From the Guidelines
Hippocampal place cells play a crucial role in spatial navigation and memory formation, and their disruption can lead to cognitive impairment, as seen in chemotherapy-induced cognitive impairment, where chemotherapeutic agents can reduce hippocampal cell proliferation and impair neurogenesis, highlighting the need for neuroprotective strategies, such as fluoxetine, which has been shown to stimulate hippocampal neurogenesis and improve neuronal survival rates 1.
Key Characteristics of Hippocampal Place Cells
- Specialized neurons in the hippocampus that fire when an animal enters a specific location in its environment, creating a cognitive map of space
- Each place cell has a preferred spatial location called its "place field" where it becomes most active
- Place cells can maintain stable representations of familiar environments for weeks or months, yet they can also rapidly remap when entering a new environment
- Work in conjunction with other specialized neurons like grid cells, head direction cells, and boundary cells to form a comprehensive neural navigation system
Impact of Chemotherapy on Hippocampal Place Cells
- Chemotherapeutic agents can reduce hippocampal cell proliferation and impair neurogenesis, leading to cognitive impairment
- Pro-inflammatory cytokines, such as TNF-α, elevated during chemotherapy, can also decrease hippocampal cell proliferation
- Even at low doses, certain chemotherapeutic agents, such as cisplatin, can reduce hippocampal dendritic spine density and induce neuronal apoptosis, impairing neurogenesis 1
Potential Neuroprotective Strategies
- Fluoxetine, an antidepressant, has been shown to stimulate hippocampal neurogenesis, increase BDNF, and improve neuronal survival rates, making it a potential treatment for chemotherapy-induced cognitive impairment 1
- Other potential neurogenesis-targeted treatments include metformin, an anti-hyperglycemic therapy, which may promote neurogenesis by activating a protein kinase CPB transcriptional coactivator pathway involved in the typical genesis of neurons from neural progenitor cells 1
From the Research
Hippocampus Place Cells
- Hippocampal place cells exhibit spatially selective activity within an environment and have been proposed to form the neural basis of a cognitive map of space that supports spatial navigation and episodic memory formation 2.

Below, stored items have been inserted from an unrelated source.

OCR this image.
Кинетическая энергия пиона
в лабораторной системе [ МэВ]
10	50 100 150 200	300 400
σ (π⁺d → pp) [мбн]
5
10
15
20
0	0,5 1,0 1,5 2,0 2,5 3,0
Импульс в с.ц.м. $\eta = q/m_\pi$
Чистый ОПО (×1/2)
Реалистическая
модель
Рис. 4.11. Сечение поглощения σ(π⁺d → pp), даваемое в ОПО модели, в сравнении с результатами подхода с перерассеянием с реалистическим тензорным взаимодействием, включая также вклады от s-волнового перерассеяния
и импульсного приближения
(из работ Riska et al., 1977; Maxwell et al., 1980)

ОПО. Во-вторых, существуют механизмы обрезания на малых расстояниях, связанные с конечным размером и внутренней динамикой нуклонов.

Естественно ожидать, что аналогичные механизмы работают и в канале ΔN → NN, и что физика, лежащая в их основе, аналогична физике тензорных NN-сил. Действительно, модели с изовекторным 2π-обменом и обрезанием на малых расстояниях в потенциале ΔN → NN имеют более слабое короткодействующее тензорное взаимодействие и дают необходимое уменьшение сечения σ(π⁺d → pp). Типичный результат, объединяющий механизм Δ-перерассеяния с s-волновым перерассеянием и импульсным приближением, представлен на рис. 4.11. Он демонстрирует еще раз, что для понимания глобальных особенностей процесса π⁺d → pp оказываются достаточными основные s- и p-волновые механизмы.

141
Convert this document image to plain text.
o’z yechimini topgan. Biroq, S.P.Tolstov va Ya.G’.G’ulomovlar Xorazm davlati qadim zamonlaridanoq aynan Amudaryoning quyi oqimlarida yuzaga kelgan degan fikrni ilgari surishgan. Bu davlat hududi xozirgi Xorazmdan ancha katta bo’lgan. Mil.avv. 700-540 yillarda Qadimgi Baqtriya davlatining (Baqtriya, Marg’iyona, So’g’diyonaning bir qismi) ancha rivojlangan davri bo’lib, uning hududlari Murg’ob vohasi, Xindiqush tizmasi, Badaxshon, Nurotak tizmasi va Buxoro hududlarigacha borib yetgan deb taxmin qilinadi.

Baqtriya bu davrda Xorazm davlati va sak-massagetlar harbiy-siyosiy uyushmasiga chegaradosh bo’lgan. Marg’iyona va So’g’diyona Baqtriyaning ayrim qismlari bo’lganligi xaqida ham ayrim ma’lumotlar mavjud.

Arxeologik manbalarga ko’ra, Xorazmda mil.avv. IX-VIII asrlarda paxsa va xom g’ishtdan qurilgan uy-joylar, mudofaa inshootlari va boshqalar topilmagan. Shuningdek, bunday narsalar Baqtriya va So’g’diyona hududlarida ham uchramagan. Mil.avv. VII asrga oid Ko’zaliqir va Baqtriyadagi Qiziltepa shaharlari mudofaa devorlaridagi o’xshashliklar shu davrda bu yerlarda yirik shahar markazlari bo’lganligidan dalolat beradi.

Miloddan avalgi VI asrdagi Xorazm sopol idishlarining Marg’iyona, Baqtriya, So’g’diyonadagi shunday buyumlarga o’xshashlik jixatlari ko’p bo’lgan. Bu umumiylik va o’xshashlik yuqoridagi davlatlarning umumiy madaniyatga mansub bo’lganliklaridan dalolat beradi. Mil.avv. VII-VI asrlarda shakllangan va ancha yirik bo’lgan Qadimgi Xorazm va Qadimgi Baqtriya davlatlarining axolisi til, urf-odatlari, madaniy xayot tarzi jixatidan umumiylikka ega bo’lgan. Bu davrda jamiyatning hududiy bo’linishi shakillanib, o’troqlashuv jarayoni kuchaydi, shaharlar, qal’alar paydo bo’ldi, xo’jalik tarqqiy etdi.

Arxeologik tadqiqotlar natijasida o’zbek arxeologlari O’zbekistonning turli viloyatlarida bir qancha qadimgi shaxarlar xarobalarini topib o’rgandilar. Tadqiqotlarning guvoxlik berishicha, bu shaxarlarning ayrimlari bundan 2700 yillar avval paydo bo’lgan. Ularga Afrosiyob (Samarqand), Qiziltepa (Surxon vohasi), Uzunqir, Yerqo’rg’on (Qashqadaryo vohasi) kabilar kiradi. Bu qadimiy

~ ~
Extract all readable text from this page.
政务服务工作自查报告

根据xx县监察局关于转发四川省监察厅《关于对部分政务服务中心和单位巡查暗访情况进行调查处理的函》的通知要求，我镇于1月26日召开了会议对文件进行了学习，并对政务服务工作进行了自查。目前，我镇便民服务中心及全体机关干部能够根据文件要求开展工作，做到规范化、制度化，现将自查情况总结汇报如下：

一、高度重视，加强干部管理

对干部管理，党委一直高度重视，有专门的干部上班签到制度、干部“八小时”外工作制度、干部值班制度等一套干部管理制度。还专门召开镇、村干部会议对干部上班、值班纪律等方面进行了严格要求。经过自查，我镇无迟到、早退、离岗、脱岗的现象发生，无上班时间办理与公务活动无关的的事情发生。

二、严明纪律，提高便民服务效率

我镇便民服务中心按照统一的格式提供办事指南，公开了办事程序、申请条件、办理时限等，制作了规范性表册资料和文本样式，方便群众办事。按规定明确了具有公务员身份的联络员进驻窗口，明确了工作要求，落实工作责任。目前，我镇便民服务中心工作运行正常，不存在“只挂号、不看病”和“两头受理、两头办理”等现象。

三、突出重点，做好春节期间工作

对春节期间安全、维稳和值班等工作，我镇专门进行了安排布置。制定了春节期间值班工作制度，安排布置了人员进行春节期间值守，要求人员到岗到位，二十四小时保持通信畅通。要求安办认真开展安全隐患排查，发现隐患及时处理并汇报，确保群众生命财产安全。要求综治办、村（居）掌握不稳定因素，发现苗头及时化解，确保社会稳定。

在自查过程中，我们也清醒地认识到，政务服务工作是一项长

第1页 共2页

- The activity of place cells is influenced by the context, even when the contexts are defined by abstract task demands rather than the spatial geometry of the environment, and place fields reflect a more general context processing function of the hippocampus 3.
- Place cells collectively map spatial locations, with each cell firing only when the animal occupies that cell's "place field," a particular subregion of the larger environment, and their activity is influenced by vestibular input 4.
- Hippocampal place cells encode global location but not connectivity in a complex space, and they provide a spatial map that does not explicitly include connectivity 5.
Role in Memory and Navigation
- Hippocampal spatial view cells respond to the spatial location being looked at and provide a basis for navigation to a series of viewed landmarks, with the orbitofrontal cortex reward inputs to the hippocampus providing the goals for navigation 6.
- The representation of spatial view cells is allocentric, in that the responses are to locations "out there" in the world, and are relatively invariant with respect to retinal position, eye position, head direction, and the place where the individual is located 6.
- Hippocampal place cells actively support spatial navigation and memory, and targeted stimulation of a small number of place cells can bias the behavior of animals during a spatial memory task 2.